All of these conclusions are valid, but they do not bear directly on a practice profile with the components listed by the New York State Department of Health. The New York system is intended to be utilized in credentialing as part of the process of legalizing quality health services.
Genesee Memorial Hospital, an acute care community hospital with 70 certified beds, is now in its fifth year of maintaining physician practice profile as part of an ongoing quality assurance activity. The hospital had a medical records department, a staff of utilization coordinators, and an infection control nurse before the profile system was established and added a quality assurance/risk management coordinator shortly after it began to develop the physician practice profiles. The cooperation of these individuals has been essential to the development of the profiles.
Because these profiles are about the medical staff, the first step was to involve the medical staff in defining the categories that were listed in the regulations. This set the limits of study and allowed medical staff participation in the development and subsequent modification of profile content. There is no doubt that the most important decision was to include in the profile only physician performance data that were derived from decisions and judgments made in peer review and duly recorded in committee and department minutes. Any other data have been limited to objective items, such as the number of patient discharges.
A decision was made to utilize computer capability in recording data for ease of review and analysis. For completeness of the study, categories were added to address pertinent demographics. The original list had 32 categories (figure 1, above). The current list has 41 categories (figure 2, page 18). The differences between the two lists are significant both as to the number of categories and to show the content of categories has been modified.
Category Changes
Transfer for acute care was added to enlarge patient demographics.
"Unimproved" had been on the diagnostic front sheet of the medical record for years, but no physician would admit to this possibility unless there was a mortality. The category was also ambiguous in terms of chronic conditions. It was therefore dropped.

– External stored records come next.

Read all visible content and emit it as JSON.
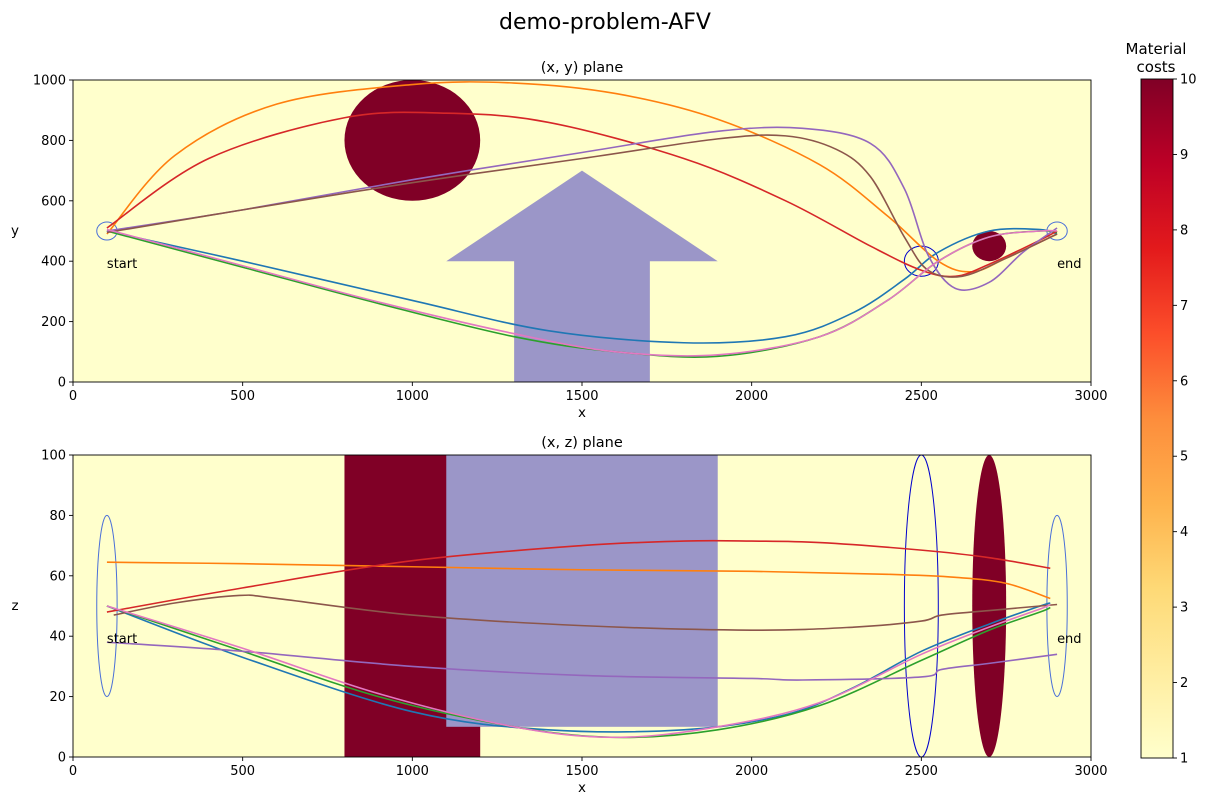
{
  "figure": {
    "title": "demo-problem-AFV"
  },
  "chart_data": [
    {
      "type": "line",
      "title": "(x, y) plane",
      "xlabel": "x",
      "ylabel": "y",
      "xlim": [
        0,
        3000
      ],
      "ylim": [
        0,
        1000
      ],
      "xticks": [
        0,
        500,
        1000,
        1500,
        2000,
        2500,
        3000
      ],
      "yticks": [
        0,
        200,
        400,
        600,
        800,
        1000
      ],
      "background_color": "#ffffcc",
      "annotations": [
        {
          "text": "start",
          "x": 100,
          "y": 390
        },
        {
          "text": "end",
          "x": 2900,
          "y": 390
        }
      ],
      "obstacles": [
        {
          "kind": "ellipse",
          "cx": 1000,
          "cy": 800,
          "rx": 200,
          "ry": 200,
          "color": "#800026"
        },
        {
          "kind": "ellipse",
          "cx": 2700,
          "cy": 450,
          "rx": 50,
          "ry": 50,
          "color": "#800026"
        },
        {
          "kind": "polygon",
          "color": "#9b96c8",
          "points": [
            [
              1300,
              0
            ],
            [
              1300,
              400
            ],
            [
              1100,
              400
            ],
            [
              1500,
              700
            ],
            [
              1900,
              400
            ],
            [
              1700,
              400
            ],
            [
              1700,
              0
            ]
          ]
        }
      ],
      "waypoints": [
        {
          "cx": 100,
          "cy": 500,
          "rx": 30,
          "ry": 30,
          "color": "#4a6fd8"
        },
        {
          "cx": 2500,
          "cy": 400,
          "rx": 50,
          "ry": 50,
          "color": "#0000cc"
        },
        {
          "cx": 2900,
          "cy": 500,
          "rx": 30,
          "ry": 30,
          "color": "#4a6fd8"
        }
      ],
      "series": [
        {
          "color": "#1f77b4",
          "x": [
            100,
            500,
            1000,
            1400,
            1800,
            2100,
            2300,
            2450,
            2550,
            2700,
            2850,
            2900
          ],
          "y": [
            500,
            400,
            270,
            170,
            130,
            150,
            230,
            340,
            430,
            500,
            505,
            490
          ]
        },
        {
          "color": "#ff7f0e",
          "x": [
            100,
            300,
            600,
            1000,
            1300,
            1600,
            1900,
            2200,
            2400,
            2550,
            2650,
            2750,
            2900
          ],
          "y": [
            490,
            750,
            920,
            985,
            990,
            955,
            870,
            720,
            550,
            400,
            365,
            410,
            490
          ]
        },
        {
          "color": "#2ca02c",
          "x": [
            100,
            500,
            900,
            1300,
            1600,
            1900,
            2200,
            2400,
            2550,
            2700,
            2850,
            2900
          ],
          "y": [
            500,
            380,
            260,
            150,
            100,
            85,
            150,
            270,
            400,
            480,
            500,
            495
          ]
        },
        {
          "color": "#d62728",
          "x": [
            100,
            400,
            800,
            1100,
            1400,
            1800,
            2100,
            2350,
            2500,
            2600,
            2700,
            2850,
            2900
          ],
          "y": [
            510,
            740,
            875,
            890,
            860,
            740,
            600,
            450,
            370,
            350,
            390,
            470,
            500
          ]
        },
        {
          "color": "#9467bd",
          "x": [
            100,
            500,
            1000,
            1500,
            1900,
            2150,
            2350,
            2450,
            2520,
            2600,
            2700,
            2800,
            2900
          ],
          "y": [
            500,
            570,
            670,
            760,
            830,
            840,
            790,
            640,
            420,
            310,
            330,
            430,
            510
          ]
        },
        {
          "color": "#8c564b",
          "x": [
            100,
            500,
            1000,
            1500,
            1900,
            2100,
            2250,
            2350,
            2450,
            2520,
            2620,
            2750,
            2900
          ],
          "y": [
            495,
            570,
            660,
            740,
            805,
            815,
            770,
            680,
            480,
            370,
            350,
            410,
            490
          ]
        },
        {
          "color": "#e377c2",
          "x": [
            100,
            500,
            900,
            1300,
            1600,
            1900,
            2200,
            2400,
            2550,
            2700,
            2850,
            2900
          ],
          "y": [
            505,
            385,
            265,
            160,
            100,
            90,
            150,
            270,
            400,
            480,
            500,
            500
          ]
        }
      ]
    },
    {
      "type": "line",
      "title": "(x, z) plane",
      "xlabel": "x",
      "ylabel": "z",
      "xlim": [
        0,
        3000
      ],
      "ylim": [
        0,
        100
      ],
      "xticks": [
        0,
        500,
        1000,
        1500,
        2000,
        2500,
        3000
      ],
      "yticks": [
        0,
        20,
        40,
        60,
        80,
        100
      ],
      "background_color": "#ffffcc",
      "annotations": [
        {
          "text": "start",
          "x": 100,
          "y": 39
        },
        {
          "text": "end",
          "x": 2900,
          "y": 39
        }
      ],
      "obstacles": [
        {
          "kind": "rect",
          "x0": 800,
          "x1": 1200,
          "y0": 0,
          "y1": 100,
          "color": "#800026"
        },
        {
          "kind": "rect",
          "x0": 1100,
          "x1": 1900,
          "y0": 10,
          "y1": 100,
          "color": "#9b96c8"
        },
        {
          "kind": "ellipse",
          "cx": 2700,
          "cy": 50,
          "rx": 50,
          "ry": 50,
          "color": "#800026"
        }
      ],
      "waypoints": [
        {
          "cx": 100,
          "cy": 50,
          "rx": 30,
          "ry": 30,
          "color": "#4a6fd8"
        },
        {
          "cx": 2500,
          "cy": 50,
          "rx": 50,
          "ry": 50,
          "color": "#0000cc"
        },
        {
          "cx": 2900,
          "cy": 50,
          "rx": 30,
          "ry": 30,
          "color": "#4a6fd8"
        }
      ],
      "series": [
        {
          "color": "#1f77b4",
          "x": [
            100,
            500,
            1000,
            1400,
            1800,
            2100,
            2300,
            2500,
            2700,
            2850,
            2880
          ],
          "y": [
            50,
            33,
            15,
            9,
            9,
            14,
            23,
            35,
            44,
            50,
            51
          ]
        },
        {
          "color": "#ff7f0e",
          "x": [
            100,
            500,
            1000,
            1500,
            2000,
            2400,
            2600,
            2750,
            2880
          ],
          "y": [
            64.5,
            64,
            63,
            62,
            61.5,
            60.5,
            59.5,
            57.5,
            52.5
          ]
        },
        {
          "color": "#2ca02c",
          "x": [
            100,
            500,
            900,
            1300,
            1600,
            1900,
            2200,
            2500,
            2700,
            2850,
            2880
          ],
          "y": [
            50,
            35,
            20,
            10,
            6.5,
            9,
            17,
            32,
            42,
            48,
            49.5
          ]
        },
        {
          "color": "#d62728",
          "x": [
            100,
            500,
            1000,
            1500,
            1800,
            2000,
            2200,
            2500,
            2700,
            2880
          ],
          "y": [
            48,
            56,
            65,
            70,
            71.5,
            71.5,
            71,
            68.5,
            66,
            62.5
          ]
        },
        {
          "color": "#9467bd",
          "x": [
            100,
            500,
            1000,
            1500,
            2000,
            2150,
            2500,
            2560,
            2700,
            2900
          ],
          "y": [
            38,
            35,
            30,
            27,
            26,
            25.5,
            26.5,
            29,
            31,
            34
          ]
        },
        {
          "color": "#8c564b",
          "x": [
            120,
            300,
            490,
            600,
            1000,
            1500,
            2000,
            2300,
            2500,
            2560,
            2700,
            2900
          ],
          "y": [
            47,
            51,
            53.5,
            52.5,
            47,
            43.5,
            42,
            43,
            45,
            47,
            48.5,
            50.5
          ]
        },
        {
          "color": "#e377c2",
          "x": [
            100,
            500,
            900,
            1300,
            1600,
            1900,
            2200,
            2500,
            2700,
            2850,
            2880
          ],
          "y": [
            50,
            36,
            21,
            10,
            6.5,
            10,
            18,
            34,
            43,
            49,
            50.5
          ]
        }
      ]
    }
  ],
  "colorbar": {
    "label_line1": "Material",
    "label_line2": "costs",
    "min": 1,
    "max": 10,
    "ticks": [
      1,
      2,
      3,
      4,
      5,
      6,
      7,
      8,
      9,
      10
    ],
    "stops": [
      "#ffffcc",
      "#ffeda0",
      "#fed976",
      "#feb24c",
      "#fd8d3c",
      "#fc4e2a",
      "#e31a1c",
      "#bd0026",
      "#800026"
    ]
  }
}
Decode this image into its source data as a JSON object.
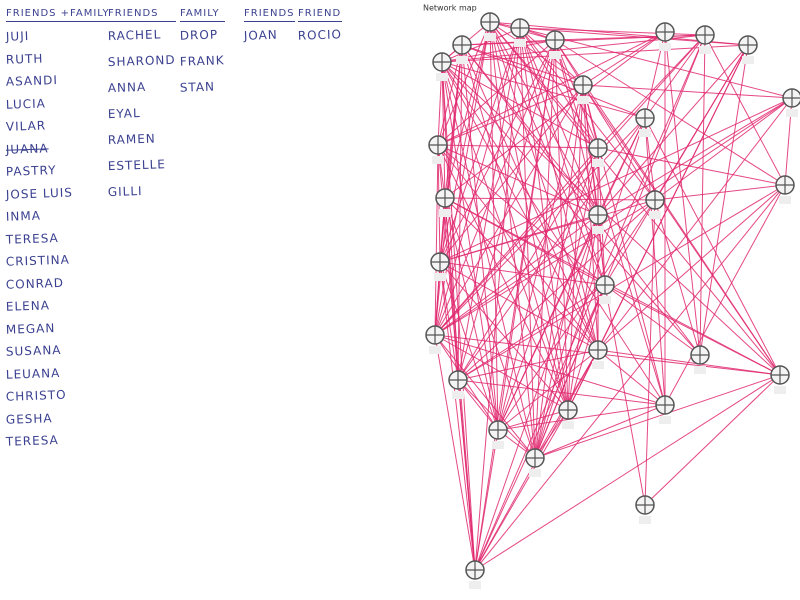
{
  "lists": [
    {
      "header": "FRIENDS +FAMILY",
      "items": [
        "Juji",
        "Ruth",
        "Asandi",
        "Lucia",
        "Vilar",
        "Juana",
        "Pastry",
        "Jose Luis",
        "Inma",
        "Teresa",
        "Cristina",
        "Conrad",
        "Elena",
        "Megan",
        "Susana",
        "Leuana",
        "Christo",
        "Gesha",
        "Teresa"
      ]
    },
    {
      "header": "FRIENDS",
      "items": [
        "Rachel",
        "Sharond",
        "Anna",
        "Eyal",
        "Ramen",
        "Estelle",
        "Gilli"
      ]
    },
    {
      "header": "FAMILY",
      "items": [
        "Drop",
        "Frank",
        "Stan"
      ]
    },
    {
      "header": "FRIENDS",
      "items": [
        "Joan"
      ]
    },
    {
      "header": "FRIEND",
      "items": [
        "Rocio"
      ]
    }
  ],
  "network": {
    "title": "Network map"
  }
}
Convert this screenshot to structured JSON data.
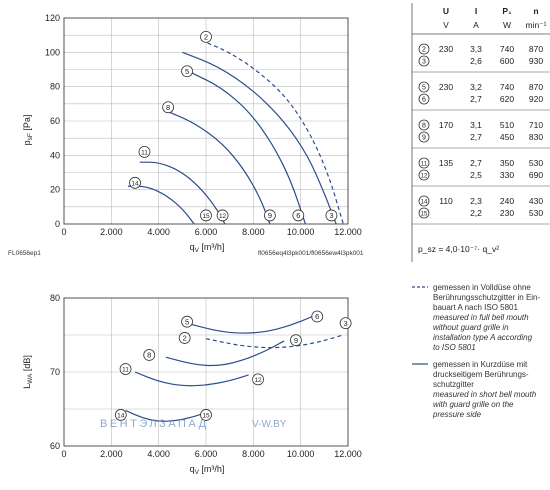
{
  "colors": {
    "curve": "#2b4e8c",
    "grid": "#bdbdbd",
    "frame": "#444444",
    "watermark": "#6a8bb8"
  },
  "labels": {
    "fig_id": "FL0656ep1",
    "curve_ids": "fl0656eq4l3pk001/fl0656ew4l3pk001",
    "top_ylabel_main": "p",
    "top_ylabel_sub": "sF",
    "top_ylabel_unit": " [Pa]",
    "bottom_ylabel_main": "L",
    "bottom_ylabel_sub": "WA",
    "bottom_ylabel_unit": " [dB]",
    "xlabel_main": "q",
    "xlabel_sub": "V",
    "xlabel_unit": " [m³/h]"
  },
  "table": {
    "header": [
      "U",
      "I",
      "P₁",
      "n"
    ],
    "units": [
      "V",
      "A",
      "W",
      "min⁻¹"
    ],
    "rows": [
      {
        "id": "2",
        "U": "230",
        "I": "3,3",
        "P": "740",
        "n": "870"
      },
      {
        "id": "3",
        "U": "",
        "I": "2,6",
        "P": "600",
        "n": "930"
      },
      {
        "id": "5",
        "U": "230",
        "I": "3,2",
        "P": "740",
        "n": "870"
      },
      {
        "id": "6",
        "U": "",
        "I": "2,7",
        "P": "620",
        "n": "920"
      },
      {
        "id": "8",
        "U": "170",
        "I": "3,1",
        "P": "510",
        "n": "710"
      },
      {
        "id": "9",
        "U": "",
        "I": "2,7",
        "P": "450",
        "n": "830"
      },
      {
        "id": "11",
        "U": "135",
        "I": "2,7",
        "P": "350",
        "n": "530"
      },
      {
        "id": "12",
        "U": "",
        "I": "2,5",
        "P": "330",
        "n": "690"
      },
      {
        "id": "14",
        "U": "110",
        "I": "2,3",
        "P": "240",
        "n": "430"
      },
      {
        "id": "15",
        "U": "",
        "I": "2,2",
        "P": "230",
        "n": "530"
      }
    ],
    "formula": "p_sz = 4,0·10⁻⁷· q_v²"
  },
  "legend": {
    "dashed": {
      "line1": "gemessen in Volldüse ohne",
      "line2": "Berührungsschutzgitter in Ein-",
      "line3": "bauart A nach ISO 5801",
      "line4": "measured in full bell mouth",
      "line5": "without guard grille in",
      "line6": "installation type A according",
      "line7": "to ISO 5801"
    },
    "solid": {
      "line1": "gemessen in Kurzdüse mit",
      "line2": "druckseitigem Berührungs-",
      "line3": "schutzgitter",
      "line4": "measured in short bell mouth",
      "line5": "with guard grille on the",
      "line6": "pressure side"
    }
  },
  "watermark": {
    "brand": "ВЕНТЭЛЗАПАД",
    "site": "V-W.BY"
  },
  "chart_data": [
    {
      "type": "line",
      "xlabel": "qv [m³/h]",
      "ylabel": "psF [Pa]",
      "xlim": [
        0,
        12000
      ],
      "ylim": [
        0,
        120
      ],
      "xticks": [
        0,
        2000,
        4000,
        6000,
        8000,
        10000,
        12000
      ],
      "xtick_labels": [
        "0",
        "2.000",
        "4.000",
        "6.000",
        "8.000",
        "10.000",
        "12.000"
      ],
      "yticks": [
        0,
        20,
        40,
        60,
        80,
        100,
        120
      ],
      "grid": true,
      "series": [
        {
          "name": "2",
          "style": "dashed",
          "x": [
            5800,
            7000,
            8200,
            9400,
            10400,
            11200,
            11800
          ],
          "y": [
            107,
            100,
            89,
            74,
            53,
            28,
            0
          ]
        },
        {
          "name": "3",
          "style": "solid",
          "x": [
            5000,
            6500,
            8000,
            9300,
            10300,
            11000,
            11500
          ],
          "y": [
            100,
            92,
            78,
            60,
            40,
            18,
            0
          ]
        },
        {
          "name": "5",
          "style": "solid",
          "x": [
            5400,
            6600,
            7800,
            8800,
            9600,
            10200
          ],
          "y": [
            88,
            80,
            66,
            47,
            25,
            0
          ]
        },
        {
          "name": "8",
          "style": "solid",
          "x": [
            4300,
            5500,
            6700,
            7600,
            8300,
            8700
          ],
          "y": [
            66,
            59,
            47,
            32,
            15,
            0
          ]
        },
        {
          "name": "11",
          "style": "solid",
          "x": [
            3200,
            4000,
            4900,
            5700,
            6400,
            6800
          ],
          "y": [
            36,
            36,
            31,
            22,
            10,
            0
          ]
        },
        {
          "name": "14",
          "style": "solid",
          "x": [
            2700,
            3500,
            4300,
            5000,
            5500
          ],
          "y": [
            22,
            22,
            17,
            9,
            0
          ]
        }
      ],
      "point_labels": [
        {
          "id": "2",
          "x": 6000,
          "y": 109
        },
        {
          "id": "5",
          "x": 5200,
          "y": 89
        },
        {
          "id": "8",
          "x": 4400,
          "y": 68
        },
        {
          "id": "11",
          "x": 3400,
          "y": 42
        },
        {
          "id": "14",
          "x": 3000,
          "y": 24
        },
        {
          "id": "15",
          "x": 6000,
          "y": 5
        },
        {
          "id": "12",
          "x": 6700,
          "y": 5
        },
        {
          "id": "9",
          "x": 8700,
          "y": 5
        },
        {
          "id": "6",
          "x": 9900,
          "y": 5
        },
        {
          "id": "3",
          "x": 11300,
          "y": 5
        }
      ]
    },
    {
      "type": "line",
      "xlabel": "qv [m³/h]",
      "ylabel": "LWA [dB]",
      "xlim": [
        0,
        12000
      ],
      "ylim": [
        60,
        80
      ],
      "xticks": [
        0,
        2000,
        4000,
        6000,
        8000,
        10000,
        12000
      ],
      "xtick_labels": [
        "0",
        "2.000",
        "4.000",
        "6.000",
        "8.000",
        "10.000",
        "12.000"
      ],
      "yticks": [
        60,
        70,
        80
      ],
      "grid": true,
      "series": [
        {
          "name": "6",
          "style": "solid",
          "x": [
            5300,
            6500,
            7500,
            8500,
            9500,
            10500
          ],
          "y": [
            76.5,
            75.5,
            75.2,
            75.4,
            76.2,
            77.5
          ]
        },
        {
          "name": "3",
          "style": "dashed",
          "x": [
            6000,
            7500,
            9000,
            10500,
            11800
          ],
          "y": [
            74.5,
            73.5,
            73.2,
            73.8,
            75.0
          ]
        },
        {
          "name": "9",
          "style": "solid",
          "x": [
            4300,
            5500,
            6500,
            7500,
            8500,
            9300
          ],
          "y": [
            72.0,
            71.0,
            70.8,
            71.5,
            72.8,
            74.2
          ]
        },
        {
          "name": "12",
          "style": "solid",
          "x": [
            3000,
            4000,
            5000,
            6000,
            7000,
            7800
          ],
          "y": [
            70.0,
            68.7,
            68.1,
            68.2,
            68.8,
            69.6
          ]
        },
        {
          "name": "15",
          "style": "solid",
          "x": [
            2600,
            3300,
            4000,
            4700,
            5300,
            5800
          ],
          "y": [
            64.8,
            63.8,
            63.3,
            63.4,
            63.8,
            64.3
          ]
        }
      ],
      "point_labels": [
        {
          "id": "5",
          "x": 5200,
          "y": 76.8
        },
        {
          "id": "6",
          "x": 10700,
          "y": 77.5
        },
        {
          "id": "3",
          "x": 11900,
          "y": 76.6
        },
        {
          "id": "2",
          "x": 5100,
          "y": 74.6
        },
        {
          "id": "9",
          "x": 9800,
          "y": 74.3
        },
        {
          "id": "8",
          "x": 3600,
          "y": 72.3
        },
        {
          "id": "11",
          "x": 2600,
          "y": 70.4
        },
        {
          "id": "12",
          "x": 8200,
          "y": 69.0
        },
        {
          "id": "14",
          "x": 2400,
          "y": 64.2
        },
        {
          "id": "15",
          "x": 6000,
          "y": 64.2
        }
      ]
    }
  ]
}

"Unexpected morbidity" was not accepted by the medical staff and was changed to "Infections." This change was followed by protests from physicians that they did not cause infections. Now there is a record of "Patients with infections," and the accompanying data are coded to indicate physician, hospital, or undetermined cause of a nosocomial infection, as decided by physicians on the Infection Control Committee. This code is now modified to recognize the immuno-compromised patient as well. Physicians found this necessary when the hospital had its first AIDS patient, with resultant infections.